La mesure la plus spectaculaire est l’expulsion dans les trois jours de 35 agents du renseignement russe. Le Kremlin, qui a aussitôt menacé Washington de mesures de rétorsion, nie toute implication dans cette affaire de piratage. Techniquement, il semble difficile d’apporter des preuves irréfutables permettant d’identifier les auteurs et le but de ces cyber-attaques.

Cette affaire inquiète jusqu’en Europe, où l’Allemagne et la France vivront en 2017 une année électorale et où des responsables politiques posent la question de l’influence, voire de l’ingérence, de la Russie.

Ce que l’on sait

Le scandale éclate en juin quand CrowdStrike, une entreprise américaine de sécurité informatique, révèle que deux groupes de hackers, Fancy Bear et Cozy Bear, ont pénétré les ordinateurs du parti démocrate.

Le premier s’est infiltré dès l’été 2015 pour intercepter toutes les communications du parti tandis que le second a ciblé et volé, à partir de mars 2016, des dossiers relatifs à Donald Trump.

CrowdStrike en est persuadé: Cozy Bear est lié aux services russes de renseignement militaire (GRU) et Fancy Bear aux services spéciaux russes (FSB). Un mois après ces révélations, le site WikiLeaks commence à publier une partie des emails piratés.

Le 7 octobre, les 17 agences américaines de renseignement concluent que le piratage a été orchestré à partir de la Russie. La campagne électorale bat alors son plein, marquée par la publication quasi-quotidienne d’emails piratés du compte de John Podesta, le président de l’équipe de campagne d’Hillary Clinton.

Les accusations continuent après la victoire de Donald Trump et le Washington Post cite un document de la CIA affirmant que la Russie est intervenue pour faire élire le milliardaire.

Le 12 décembre, le Congrès annonce le lancement d’une enquête parlementaire sur les ingérences russes dans l’élection.

Jeudi, le président Obama annonce que « 35 agents de renseignement russes » — des responsables en poste à l’ambassade de Russie à Washington et au consulat russe à San Francisco — sont déclarés « persona non grata ». Il annonce aussi des « sanctions » contre « neuf entités et individus », notamment deux services de renseignement russes, le FSB et le GRU.

Le Kremlin, qui nie depuis le début toute implication, accuse alors Washington de vouloir « détruire définitivement » les relations avec Moscou et promet des mesures de rétorsion « adéquates ».

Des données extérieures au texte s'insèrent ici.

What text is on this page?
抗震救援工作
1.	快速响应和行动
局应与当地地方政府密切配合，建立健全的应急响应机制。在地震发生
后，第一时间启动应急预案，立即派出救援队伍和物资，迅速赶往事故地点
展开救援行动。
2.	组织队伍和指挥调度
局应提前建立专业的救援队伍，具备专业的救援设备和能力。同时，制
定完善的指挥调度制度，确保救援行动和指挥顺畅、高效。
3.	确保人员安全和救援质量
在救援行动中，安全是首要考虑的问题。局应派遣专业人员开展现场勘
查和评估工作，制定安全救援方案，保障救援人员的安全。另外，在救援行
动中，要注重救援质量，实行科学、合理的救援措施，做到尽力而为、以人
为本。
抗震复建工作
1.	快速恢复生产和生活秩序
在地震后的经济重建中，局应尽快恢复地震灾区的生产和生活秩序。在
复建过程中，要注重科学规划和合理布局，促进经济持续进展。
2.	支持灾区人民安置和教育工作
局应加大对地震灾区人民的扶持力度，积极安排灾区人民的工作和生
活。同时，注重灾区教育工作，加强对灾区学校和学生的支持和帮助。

La Russie a-t-elle les moyens techniques de ce type de piratage?

Incontestablement, les hackeurs russes sont talentueux. Une tradition héritée de l’époque soviétique, quand l’URSS était en pointe en matière d’espionnage économique. Depuis, la Russie est passée à des cibles plus politiques.

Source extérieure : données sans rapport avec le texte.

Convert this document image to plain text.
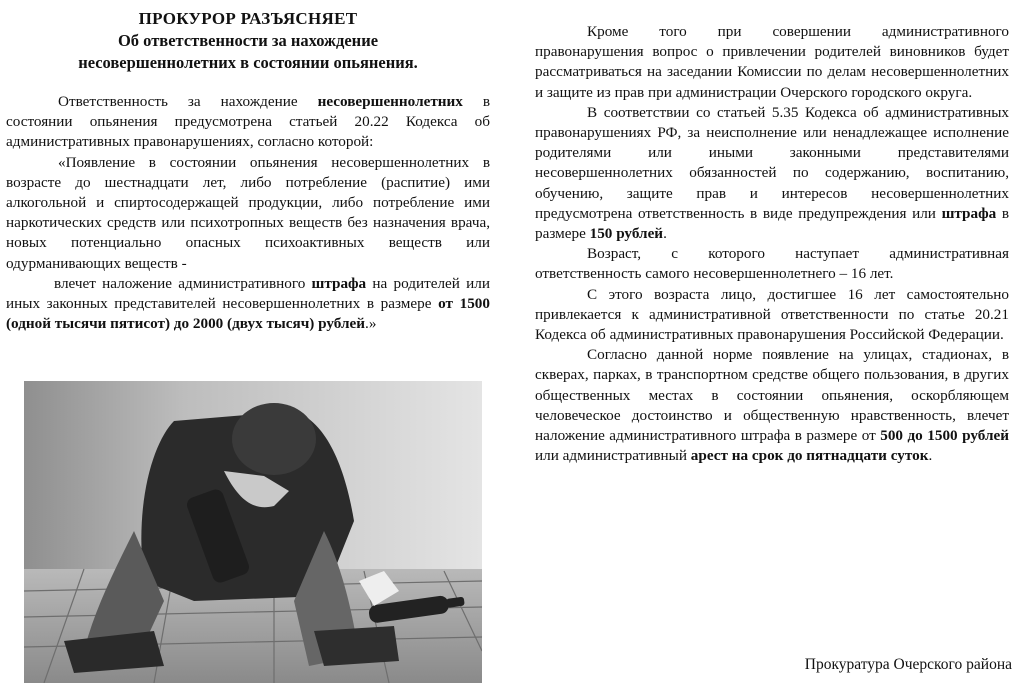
ПРОКУРОР РАЗЪЯСНЯЕТ
Об ответственности за нахождение
несовершеннолетних в состоянии опьянения.

Ответственность за нахождение несовершеннолетних в состоянии опьянения предусмотрена статьей 20.22 Кодекса об административных правонарушениях, согласно которой:

«Появление в состоянии опьянения несовершеннолетних в возрасте до шестнадцати лет, либо потребление (распитие) ими алкогольной и спиртосодержащей продукции, либо потребление ими наркотических средств или психотропных веществ без назначения врача, новых потенциально опасных психоактивных веществ или одурманивающих веществ -

влечет наложение административного штрафа на родителей или иных законных представителей несовершеннолетних в размере от 1500 (одной тысячи пятисот) до 2000 (двух тысяч) рублей.»

Кроме того при совершении административного правонарушения вопрос о привлечении родителей виновников будет рассматриваться на заседании Комиссии по делам несовершеннолетних и защите из прав при администрации Очерского городского округа.

В соответствии со статьей 5.35 Кодекса об административных правонарушениях РФ, за неисполнение или ненадлежащее исполнение родителями или иными законными представителями несовершеннолетних обязанностей по содержанию, воспитанию, обучению, защите прав и интересов несовершеннолетних предусмотрена ответственность в виде предупреждения или штрафа в размере 150 рублей.

Возраст, с которого наступает административная ответственность самого несовершеннолетнего – 16 лет.

С этого возраста лицо, достигшее 16 лет самостоятельно привлекается к административной ответственности по статье 20.21 Кодекса об административных правонарушения Российской Федерации.

Согласно данной норме появление на улицах, стадионах, в скверах, парках, в транспортном средстве общего пользования, в других общественных местах в состоянии опьянения, оскорбляющем человеческое достоинство и общественную нравственность, влечет наложение административного штрафа в размере от 500 до 1500 рублей или административный арест на срок до пятнадцати суток.

Прокуратура Очерского района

Le premier pays à en avoir fait les frais est l’Estonie en 2007. Après un différend diplomatique, les principaux sites internet du petit Etat balte sont bombardés de requêtes, jusqu’à les rendre inutilisables. Une attaque inédite à l’échelle d’un pays: le numéro national des urgences restera indisponible pendant plus d’une heure.

L’Ukraine et la Géorgie, autres pays aux relations tendues avec Moscou, ont plus tard été la cible d’attaques similaires.

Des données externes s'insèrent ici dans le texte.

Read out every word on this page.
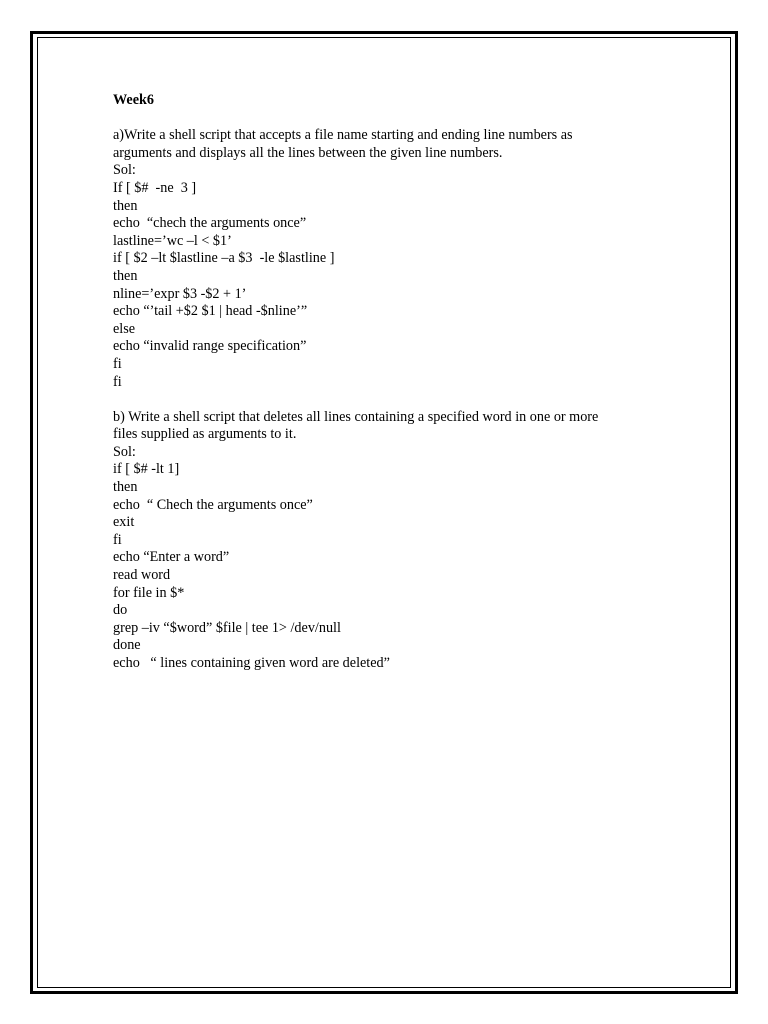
Week6
a)Write a shell script that accepts a file name starting and ending line numbers as
arguments and displays all the lines between the given line numbers.
Sol:
If [ $#  -ne  3 ]
then
echo  “chech the arguments once”
lastline=’wc –l < $1’
if [ $2 –lt $lastline –a $3  -le $lastline ]
then
nline=’expr $3 -$2 + 1’
echo “’tail +$2 $1 | head -$nline’”
else
echo “invalid range specification”
fi
fi
b) Write a shell script that deletes all lines containing a specified word in one or more
files supplied as arguments to it.
Sol:
if [ $# -lt 1]
then
echo  “ Chech the arguments once”
exit
fi
echo “Enter a word”
read word
for file in $*
do
grep –iv “$word” $file | tee 1> /dev/null
done
echo   “ lines containing given word are deleted”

« Etant donné l’histoire de la Russie en matière de cyber-attaques, j’aurais tendance à penser qu’il s’agit d’une coordination d’acteurs privés et gouvernementaux, coordonnés au plus haut niveau », explique à l’AFP le rédacteur en chef du site Agenta.ru spécialisé dans les affaires de renseignement, Andreï Soldatov.

Quel était le but de ce piratage ?

Nombre d’observateurs ont estimé que l’objectif des interférences russes était avant tout de saper la confiance dans la légitimité de l’élection américaine, pour affaiblir la future administration.

Mais un rapport de la CIA qui a fuité dans la presse est allé plus loin, en affirmant que Moscou avait mené ces opérations dans le but de faire gagner Donald Trump, qui a souvent loué les qualités de dirigeant du président Vladimir Poutine.

Andreï Soldatov croit plutôt à une opération visant à affaiblir Mme Clinton, considérée par le Kremlin comme « une sorte d’ennemie jurée » depuis que, secrétaire d’Etat, elle avait apporté son soutien en 2011 à des manifestations anti-Poutine à Moscou.

« Je ne suis pas certain que le premier objectif était de faire élire Trump », estime M. Soldatov.